Tectonic Shifting: A Reflection of Our World Today

Photo by Naeblys on National Geographic

Though the theories of plate tectonics now provide us with a modus operandi, they still seem to me to be a periodic phenomenon. Nothing is world-wide, but everything is episodic. In other words, the history of any one part of the earth, like the life of a soldier, consists of long periods of boredom and short periods of terror.

Derek Ager

There is one word to describe the madness of the world we find ourselves living in at this moment in history: Collision.

This is what living in the chaotic world of post-COVID feels like. Collisions, of various kinds and at various levels, seem to be occuring at an accelerated pace. It looks an awful lot like a collision of kingdoms continually colliding with one another. The kingdom of darkness competes against the Kingdom of Light in a fight for good or evil in the hearts of men and women, both individually and as nation-states. It sure feels at times that the darkness seems to be winning.

Yet, there is nothing new here. Just take the films and movies since the dawn of Hollywood and you’ll see these persistent themes evident in each film you watch. Take Netflix for example. The various tiles of shows and movies vying for your attention all have one thing in common: a hero and villain archetype. It seems so obvious that we almost overlook this profoundly simple fact as we scroll through in selecting and adding to ‘My List.’

By way of analogy, these constant collisions in the unseen world I spoke of earlier (i.e. the heavenly’s) are like the tectonic plates that have shifted over “millions of years”, as I learned in my elective University Geology course. Huge, enormous rock structures collide into one another, as they battle for power and for ultimate control, amongst the earth and her seas. After all, that is the goal. And its effects are felt mightily and intensely.

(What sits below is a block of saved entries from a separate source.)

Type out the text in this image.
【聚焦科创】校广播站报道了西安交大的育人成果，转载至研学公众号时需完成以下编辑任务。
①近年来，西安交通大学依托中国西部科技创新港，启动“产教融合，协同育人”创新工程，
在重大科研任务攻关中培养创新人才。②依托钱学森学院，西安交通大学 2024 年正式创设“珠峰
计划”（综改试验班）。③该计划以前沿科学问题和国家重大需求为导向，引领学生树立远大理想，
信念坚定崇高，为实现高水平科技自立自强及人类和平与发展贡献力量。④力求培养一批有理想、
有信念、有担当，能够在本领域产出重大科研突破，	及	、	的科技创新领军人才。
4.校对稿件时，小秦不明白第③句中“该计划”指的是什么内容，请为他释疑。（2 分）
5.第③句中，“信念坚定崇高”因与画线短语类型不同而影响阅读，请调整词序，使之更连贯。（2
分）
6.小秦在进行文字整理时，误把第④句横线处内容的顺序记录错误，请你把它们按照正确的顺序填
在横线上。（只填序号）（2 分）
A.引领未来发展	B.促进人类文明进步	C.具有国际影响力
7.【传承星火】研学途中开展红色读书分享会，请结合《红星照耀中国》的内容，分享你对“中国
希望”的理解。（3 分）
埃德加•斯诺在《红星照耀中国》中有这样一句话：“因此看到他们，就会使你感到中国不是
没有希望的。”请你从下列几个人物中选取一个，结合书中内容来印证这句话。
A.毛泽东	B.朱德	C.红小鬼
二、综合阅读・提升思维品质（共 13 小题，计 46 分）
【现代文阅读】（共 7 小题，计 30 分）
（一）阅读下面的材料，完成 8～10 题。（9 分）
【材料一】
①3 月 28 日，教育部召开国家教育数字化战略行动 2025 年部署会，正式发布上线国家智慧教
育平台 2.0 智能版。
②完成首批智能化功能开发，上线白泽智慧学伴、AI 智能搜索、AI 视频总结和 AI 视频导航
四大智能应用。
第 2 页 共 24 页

I get it: I’m an (older) millennial, and unlike the Boomers or The Greatest Generation before them, I haven’t lived through other very real threats and extremely difficult, trying times such as: Two World Wars, The Vietnam War, the Spanish Flu, the Great Depression of the 1930’s. Prior to this pandemic, I have only really lived through the recession of 2008 of the U.S. Housing Crisis and the subsequent foreclosures by banks. But that was America, not Canada, right? And I suppose a few recession cycles from our single greatest industry of Oil and Gas out here in the West. Oh, and 9/11, as brutal as that was, not to underscore this event or any of the others I have listed here (and perhaps forgotten to include as well.)

But this one feels different. It hits closer to home. Yet, its effects are much more elusive, as if I’m trying to collect sand with my hands from the bottom of a lake. In other words, the world and all its current changes are cataclysmic and it feels otherworldly as a result of the unseen shifting of tectonic plates in our world today.